A lot of conversations in text, since there's no voices, so I can admit that i fast forwarded like every quests because I got no patience to read it all. I yet found the game interesting enough and still able to understand the story line.
Decent asking price with 20 euro. Got it in a bundle so even better. It looked like a short, small game, but it was bigger then expected, wich is a positive for me!
Steam User 5
I was a bit put off by this game at first, thinking oh it's a game for kids, and it probably is, but I don't give a hoot because it's fun as hell. I felt it was very addictive as I could not stop playing it. Chill game, beautifully crafted, controls are brilliant. Most of the game is pretty intuitive, but I still had to YouTube a couple of things as I suck at games. Navigating this gorgeous world reminded me of N64's Super Mario, with lots to do engaging in tasks and puzzles. I liked it so much I bought the PS4 version to play on the big screen and hopefully get my wife to play it. Chinbig, thanks for this awesome game, looking forward to more like this. Plays perfectly on my Steam Deck.
Steam User 2
A very heartwarming story enveloped in a cozy casual farming and sailing game.
Summer in Mara made me forget about my real world problems for a while but also made me tear up a little bit here and there with its story, even though I felt it could have used a little more time developing some scenes and dialogues, the story beats were very solid.
Quests were mainly fetch quests with a bit of crafting here and there, the game does not hold your hand about its mechanics and in the early game, I really struggled to figure out some of its systems and some quests were vague on what to do or where to go, making me go to the internet for help, but it was ok.
As for music, the game's sound design was very strange, the first few hours had only like 2 or 3 tracks lopping over and over and it was very annoying but as you continue playing, new tracks are added and it isnt as bad.. but yeah, music in the game needs rework to make it acceptable.
As far as achievements go, pretty simple, just complete all storylines with a few special achievements requiring exploration here and there, no missables, just a little bit of fetch quest grind. You should be able to 100% this title in a week or so.
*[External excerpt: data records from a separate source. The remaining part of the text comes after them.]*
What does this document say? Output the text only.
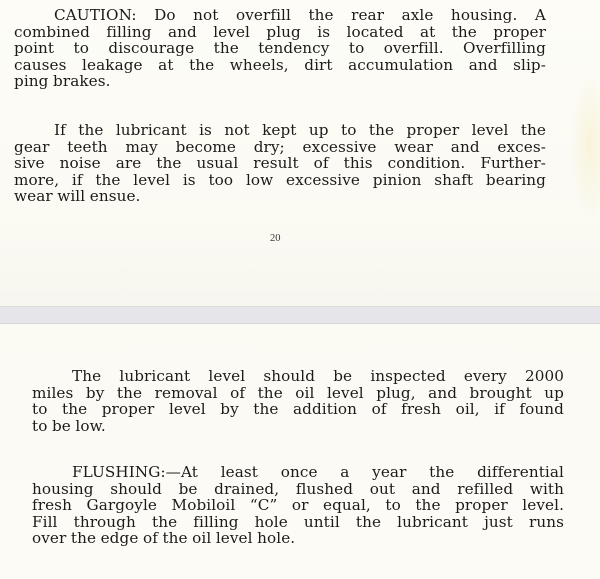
CAUTION: Do not overfill the rear axle housing. A
combined filling and level plug is located at the proper
point to discourage the tendency to overfill. Overfilling
causes leakage at the wheels, dirt accumulation and slip-
ping brakes.

If the lubricant is not kept up to the proper level the
gear teeth may become dry; excessive wear and exces-
sive noise are the usual result of this condition. Further-
more, if the level is too low excessive pinion shaft bearing
wear will ensue.

20

The lubricant level should be inspected every 2000
miles by the removal of the oil level plug, and brought up
to the proper level by the addition of fresh oil, if found
to be low.

FLUSHING:—At least once a year the differential
housing should be drained, flushed out and refilled with
fresh Gargoyle Mobiloil “C” or equal, to the proper level.
Fill through the filling hole until the lubricant just runs
over the edge of the oil level hole.
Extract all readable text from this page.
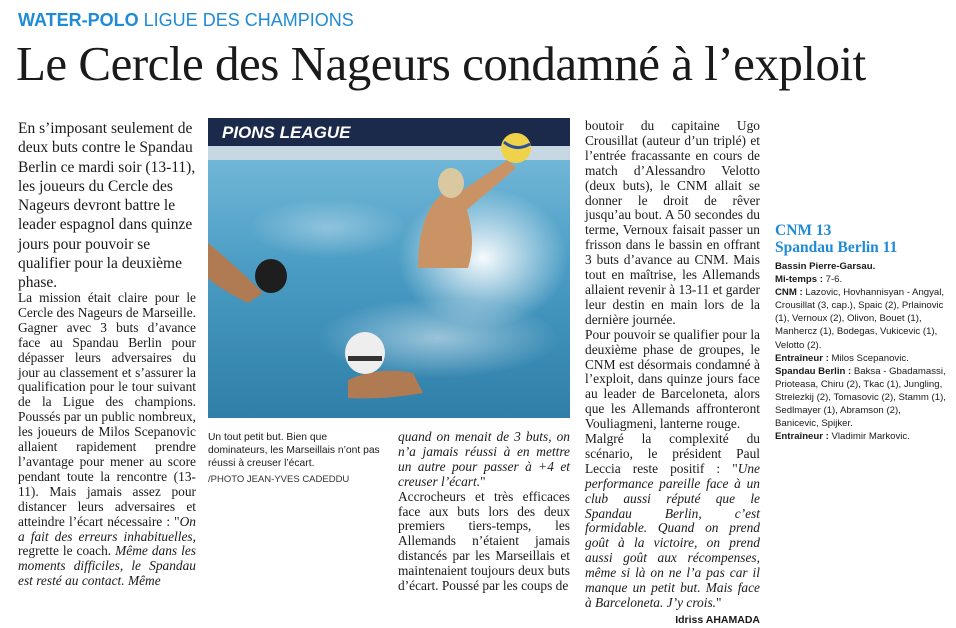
WATER-POLO LIGUE DES CHAMPIONS
Le Cercle des Nageurs condamné à l’exploit
En s’imposant seulement de deux buts contre le Spandau Berlin ce mardi soir (13-11), les joueurs du Cercle des Nageurs devront battre le leader espagnol dans quinze jours pour pouvoir se qualifier pour la deuxième phase.
La mission était claire pour le Cercle des Nageurs de Marseille. Gagner avec 3 buts d’avance face au Spandau Berlin pour dépasser leurs adversaires du jour au classement et s’assurer la qualification pour le tour suivant de la Ligue des champions. Poussés par un public nombreux, les joueurs de Milos Scepanovic allaient rapidement prendre l’avantage pour mener au score pendant toute la rencontre (13-11). Mais jamais assez pour distancer leurs adversaires et atteindre l’écart nécessaire : "On a fait des erreurs inhabituelles, regrette le coach. Même dans les moments difficiles, le Spandau est resté au contact. Même
PIONS LEAGUE
Un tout petit but. Bien que dominateurs, les Marseillais n’ont pas réussi à creuser l’écart.
/PHOTO JEAN-YVES CADEDDU
quand on menait de 3 buts, on n’a jamais réussi à en mettre un autre pour passer à +4 et creuser l’écart."
Accrocheurs et très efficaces face aux buts lors des deux premiers tiers-temps, les Allemands n’étaient jamais distancés par les Marseillais et maintenaient toujours deux buts d’écart. Poussé par les coups de
boutoir du capitaine Ugo Crousillat (auteur d’un triplé) et l’entrée fracassante en cours de match d’Alessandro Velotto (deux buts), le CNM allait se donner le droit de rêver jusqu’au bout. A 50 secondes du terme, Vernoux faisait passer un frisson dans le bassin en offrant 3 buts d’avance au CNM. Mais tout en maîtrise, les Allemands allaient revenir à 13-11 et garder leur destin en main lors de la dernière journée.
Pour pouvoir se qualifier pour la deuxième phase de groupes, le CNM est désormais condamné à l’exploit, dans quinze jours face au leader de Barceloneta, alors que les Allemands affronteront Vouliagmeni, lanterne rouge.
Malgré la complexité du scénario, le président Paul Leccia reste positif : "Une performance pareille face à un club aussi réputé que le Spandau Berlin, c’est formidable. Quand on prend goût à la victoire, on prend aussi goût aux récompenses, même si là on ne l’a pas car il manque un petit but. Mais face à Barceloneta. J’y crois."
Idriss AHAMADA
CNM 13
Spandau Berlin 11
Bassin Pierre-Garsau.
Mi-temps : 7-6.
CNM : Lazovic, Hovhannisyan - Angyal, Crousillat (3, cap.), Spaic (2), Prlainovic (1), Vernoux (2), Olivon, Bouet (1), Manhercz (1), Bodegas, Vukicevic (1), Velotto (2).
Entraîneur : Milos Scepanovic.
Spandau Berlin : Baksa - Gbadamassi, Prioteasa, Chiru (2), Tkac (1), Jungling, Strelezkij (2), Tomasovic (2), Stamm (1), Sedlmayer (1), Abramson (2), Banicevic, Spijker.
Entraîneur : Vladimir Markovic.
The main character is adorable and her attitude is commendable, I liked her best out of everything else in the game, brave, outgoing, hard working and reliable, they really made her super likeable.
Summer in Mara gets 31 seashells I compulsively picked up at every chance out of 47 times I went bananas looking for bananas so I can make home-made gunpowder. An enjoyable title!
Steam User 4
This is a truly lovely and family-friendly game. It deals (gently) with themes of environmentalism, death/loss/memory, neighbors and community, and more.
The gameplay loop never grew tedious to me, although at times figuring out what I needed to do next from cryptic quest log text ("Something interesting will happen soon! - meant I had to sail to a specific map spot, as one example) required me to check a guide online. It is only loosely a farming/lifestyle simulator--more emphasis on finding and delivering certain items in the later parts of the game over the farming elements. So don't come here looking for a Story of the Seasons clone, but don't be driven away by assuming the farming will be cumbersome!
The game is beautiful and bright, and the characters have more personality in them than many AAA rpgs.
I have a lot more quest content ahead of me and I'm at 13 hours played. I imagine without checking guides too often that I'll get at least 20 hours to complete the story and maybe most of the sidequests, but beyond that there are also collectibles to find.
I think Chibig tells great small(er) stories. I'm glad I bought this game and will probably pick up Mika at some point as a result of my positive experience with this one.